Ia jua menambahkan,   Permasalahan gender telah banyak dikaji sebelumnya, namun belum mencapai apa yang menjadi harapan bersama.

“Keadilan gender yang telah diperjuangkan berpuluh-puluh tahun, belum mencapai hasil seperti yang diharapkan,” tambah Dila.

FR. Yohanna Tantria Wardhani juga menyampaikan beberapa poin ketidaksetaraan gender yang sering dialami perempuan.

Pertama, subordinasi, menomorduakan posisi perempuan, contoh dalam bidang politik, jabatan, karir dan pendidikan.
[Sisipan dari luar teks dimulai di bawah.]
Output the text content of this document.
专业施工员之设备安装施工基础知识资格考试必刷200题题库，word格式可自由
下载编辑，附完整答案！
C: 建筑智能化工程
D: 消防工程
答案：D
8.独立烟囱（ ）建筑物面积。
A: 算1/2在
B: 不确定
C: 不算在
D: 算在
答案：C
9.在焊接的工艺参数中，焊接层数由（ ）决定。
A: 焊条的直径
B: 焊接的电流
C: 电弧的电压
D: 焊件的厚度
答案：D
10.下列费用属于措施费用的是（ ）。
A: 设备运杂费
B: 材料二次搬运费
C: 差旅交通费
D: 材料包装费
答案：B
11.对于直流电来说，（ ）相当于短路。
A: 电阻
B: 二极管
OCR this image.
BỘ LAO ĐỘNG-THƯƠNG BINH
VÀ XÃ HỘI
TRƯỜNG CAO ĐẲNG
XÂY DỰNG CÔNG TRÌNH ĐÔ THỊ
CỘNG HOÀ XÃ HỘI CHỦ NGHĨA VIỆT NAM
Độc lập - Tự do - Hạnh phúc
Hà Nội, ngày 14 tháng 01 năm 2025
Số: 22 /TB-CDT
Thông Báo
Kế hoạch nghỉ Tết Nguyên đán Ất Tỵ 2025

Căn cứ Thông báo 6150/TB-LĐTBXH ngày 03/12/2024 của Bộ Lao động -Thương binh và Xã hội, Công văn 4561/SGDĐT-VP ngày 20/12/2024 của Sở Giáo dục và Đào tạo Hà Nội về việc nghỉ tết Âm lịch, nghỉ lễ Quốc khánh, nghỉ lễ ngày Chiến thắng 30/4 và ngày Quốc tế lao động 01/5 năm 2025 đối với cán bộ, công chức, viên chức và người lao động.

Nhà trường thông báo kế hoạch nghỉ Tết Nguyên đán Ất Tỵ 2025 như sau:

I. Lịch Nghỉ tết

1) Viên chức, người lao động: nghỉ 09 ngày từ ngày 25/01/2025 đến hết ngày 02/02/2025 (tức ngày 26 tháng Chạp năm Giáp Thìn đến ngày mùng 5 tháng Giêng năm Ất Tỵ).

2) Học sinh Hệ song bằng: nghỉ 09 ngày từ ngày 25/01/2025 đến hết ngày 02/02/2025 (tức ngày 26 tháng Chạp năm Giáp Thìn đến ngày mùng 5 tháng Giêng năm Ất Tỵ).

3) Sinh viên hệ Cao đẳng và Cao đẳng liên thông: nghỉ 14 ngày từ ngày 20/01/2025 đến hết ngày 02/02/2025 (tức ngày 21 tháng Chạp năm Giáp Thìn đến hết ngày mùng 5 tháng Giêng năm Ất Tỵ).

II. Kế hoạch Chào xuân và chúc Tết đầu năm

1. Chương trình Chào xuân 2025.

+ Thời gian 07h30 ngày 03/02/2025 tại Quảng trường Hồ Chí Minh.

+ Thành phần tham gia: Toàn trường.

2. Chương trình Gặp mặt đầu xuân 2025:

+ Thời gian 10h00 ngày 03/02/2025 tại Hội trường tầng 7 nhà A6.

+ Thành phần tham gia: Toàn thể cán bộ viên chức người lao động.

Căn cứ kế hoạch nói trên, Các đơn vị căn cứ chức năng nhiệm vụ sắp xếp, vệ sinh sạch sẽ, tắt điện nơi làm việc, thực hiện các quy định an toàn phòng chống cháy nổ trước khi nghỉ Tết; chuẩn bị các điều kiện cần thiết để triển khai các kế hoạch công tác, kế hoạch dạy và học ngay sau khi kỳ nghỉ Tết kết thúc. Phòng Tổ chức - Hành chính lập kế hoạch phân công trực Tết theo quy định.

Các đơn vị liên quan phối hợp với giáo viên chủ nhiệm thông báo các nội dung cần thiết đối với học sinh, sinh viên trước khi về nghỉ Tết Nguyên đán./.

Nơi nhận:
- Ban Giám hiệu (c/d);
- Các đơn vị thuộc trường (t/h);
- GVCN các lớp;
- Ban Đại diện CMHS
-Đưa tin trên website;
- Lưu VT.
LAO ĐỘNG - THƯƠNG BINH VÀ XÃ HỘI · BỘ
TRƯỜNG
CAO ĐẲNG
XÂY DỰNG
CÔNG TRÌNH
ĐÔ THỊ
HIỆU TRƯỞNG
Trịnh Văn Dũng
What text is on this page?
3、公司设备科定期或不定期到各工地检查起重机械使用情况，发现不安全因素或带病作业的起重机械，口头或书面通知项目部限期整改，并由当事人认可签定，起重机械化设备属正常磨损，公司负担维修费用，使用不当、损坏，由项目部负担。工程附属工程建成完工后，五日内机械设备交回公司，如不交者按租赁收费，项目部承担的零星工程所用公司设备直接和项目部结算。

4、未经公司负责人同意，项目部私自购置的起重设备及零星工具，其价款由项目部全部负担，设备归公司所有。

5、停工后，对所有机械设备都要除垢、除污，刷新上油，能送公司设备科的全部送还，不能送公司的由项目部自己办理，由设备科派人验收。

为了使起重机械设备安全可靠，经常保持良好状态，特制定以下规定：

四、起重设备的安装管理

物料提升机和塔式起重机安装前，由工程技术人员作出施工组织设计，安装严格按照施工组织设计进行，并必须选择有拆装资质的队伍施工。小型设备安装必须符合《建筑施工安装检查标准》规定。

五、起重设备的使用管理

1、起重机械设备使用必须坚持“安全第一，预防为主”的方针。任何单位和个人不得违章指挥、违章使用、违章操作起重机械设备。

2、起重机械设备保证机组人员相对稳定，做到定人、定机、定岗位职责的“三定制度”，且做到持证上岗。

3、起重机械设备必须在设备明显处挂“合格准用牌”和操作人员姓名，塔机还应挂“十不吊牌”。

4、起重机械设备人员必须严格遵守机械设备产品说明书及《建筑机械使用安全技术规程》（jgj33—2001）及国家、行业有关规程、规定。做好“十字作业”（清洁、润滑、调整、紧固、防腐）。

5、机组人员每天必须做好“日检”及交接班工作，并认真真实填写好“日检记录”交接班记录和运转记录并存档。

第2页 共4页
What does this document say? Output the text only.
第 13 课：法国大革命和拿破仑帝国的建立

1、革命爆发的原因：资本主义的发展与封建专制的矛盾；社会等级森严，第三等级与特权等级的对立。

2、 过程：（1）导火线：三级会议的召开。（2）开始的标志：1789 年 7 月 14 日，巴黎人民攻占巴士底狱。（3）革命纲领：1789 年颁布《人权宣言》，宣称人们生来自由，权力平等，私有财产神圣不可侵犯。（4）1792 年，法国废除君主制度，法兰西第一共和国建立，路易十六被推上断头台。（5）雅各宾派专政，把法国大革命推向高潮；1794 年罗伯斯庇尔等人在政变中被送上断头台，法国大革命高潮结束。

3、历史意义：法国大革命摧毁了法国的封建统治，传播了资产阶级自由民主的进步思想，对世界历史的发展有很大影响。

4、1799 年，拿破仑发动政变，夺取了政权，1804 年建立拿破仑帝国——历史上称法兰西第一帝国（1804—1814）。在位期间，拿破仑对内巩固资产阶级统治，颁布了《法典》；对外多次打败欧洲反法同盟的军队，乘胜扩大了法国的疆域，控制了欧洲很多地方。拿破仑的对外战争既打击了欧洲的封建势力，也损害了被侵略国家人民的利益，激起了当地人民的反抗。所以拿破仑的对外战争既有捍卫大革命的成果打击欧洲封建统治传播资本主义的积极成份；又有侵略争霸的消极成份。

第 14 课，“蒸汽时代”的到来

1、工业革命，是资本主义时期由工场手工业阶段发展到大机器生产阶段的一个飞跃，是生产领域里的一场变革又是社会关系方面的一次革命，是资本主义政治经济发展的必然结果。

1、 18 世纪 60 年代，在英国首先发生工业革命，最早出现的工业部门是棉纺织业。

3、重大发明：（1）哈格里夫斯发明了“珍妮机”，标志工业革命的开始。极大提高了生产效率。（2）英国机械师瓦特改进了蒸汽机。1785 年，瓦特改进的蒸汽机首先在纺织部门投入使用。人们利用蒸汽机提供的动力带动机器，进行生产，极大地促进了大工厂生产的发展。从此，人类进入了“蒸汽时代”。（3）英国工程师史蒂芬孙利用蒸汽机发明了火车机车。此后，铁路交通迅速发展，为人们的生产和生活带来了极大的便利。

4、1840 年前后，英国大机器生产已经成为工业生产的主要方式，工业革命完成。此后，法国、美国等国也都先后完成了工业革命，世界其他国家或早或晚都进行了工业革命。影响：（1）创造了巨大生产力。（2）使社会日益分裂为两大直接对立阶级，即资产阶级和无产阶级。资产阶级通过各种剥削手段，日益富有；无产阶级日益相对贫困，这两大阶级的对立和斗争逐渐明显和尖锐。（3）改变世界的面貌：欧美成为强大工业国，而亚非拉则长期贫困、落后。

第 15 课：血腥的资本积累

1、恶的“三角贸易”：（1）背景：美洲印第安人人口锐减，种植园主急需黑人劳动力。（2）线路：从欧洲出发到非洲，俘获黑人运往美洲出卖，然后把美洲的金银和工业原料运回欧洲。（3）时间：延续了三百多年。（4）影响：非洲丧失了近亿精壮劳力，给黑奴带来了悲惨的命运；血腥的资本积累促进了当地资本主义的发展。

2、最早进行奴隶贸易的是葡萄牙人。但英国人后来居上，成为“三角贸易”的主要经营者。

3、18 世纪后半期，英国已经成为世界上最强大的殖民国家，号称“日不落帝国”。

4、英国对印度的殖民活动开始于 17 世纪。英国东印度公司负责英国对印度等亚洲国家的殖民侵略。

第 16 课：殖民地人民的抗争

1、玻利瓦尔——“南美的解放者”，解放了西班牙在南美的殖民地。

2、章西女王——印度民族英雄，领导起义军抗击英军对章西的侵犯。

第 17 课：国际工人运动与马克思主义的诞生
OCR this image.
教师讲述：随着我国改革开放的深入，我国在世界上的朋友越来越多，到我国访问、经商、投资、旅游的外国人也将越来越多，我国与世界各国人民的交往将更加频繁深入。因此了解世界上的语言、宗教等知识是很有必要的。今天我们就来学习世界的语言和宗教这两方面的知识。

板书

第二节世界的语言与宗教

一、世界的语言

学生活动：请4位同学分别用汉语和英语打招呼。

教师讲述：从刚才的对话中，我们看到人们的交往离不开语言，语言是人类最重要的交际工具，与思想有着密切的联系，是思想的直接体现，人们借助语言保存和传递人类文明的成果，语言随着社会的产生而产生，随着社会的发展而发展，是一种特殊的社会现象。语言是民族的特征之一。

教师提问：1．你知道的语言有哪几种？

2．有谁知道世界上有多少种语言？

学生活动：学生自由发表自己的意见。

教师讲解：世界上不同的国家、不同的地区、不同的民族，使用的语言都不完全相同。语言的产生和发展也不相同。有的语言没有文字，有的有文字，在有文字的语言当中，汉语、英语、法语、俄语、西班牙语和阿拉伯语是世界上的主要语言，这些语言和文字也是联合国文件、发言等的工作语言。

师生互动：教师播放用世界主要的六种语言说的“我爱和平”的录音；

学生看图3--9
Kedua, arginalisasi, peminggiran atau mendiskriminasi perempuan dari peran-peran yang bisa dilakoni. 

Ketiga, Double burden, peran ganda yang harus dipikul perempuan. Keempat, Stereotype, pelabelan negatif terhadap perempuan. Kelima, violence atau kekerasan yang sering terjadi terhadap perempuan.

Suirma Rufina selaku moderator, menyampaikan harapan agar kelak tidak ada lagi diskriminasi gender sebagai wujud dari kesetaraan itu sendiri.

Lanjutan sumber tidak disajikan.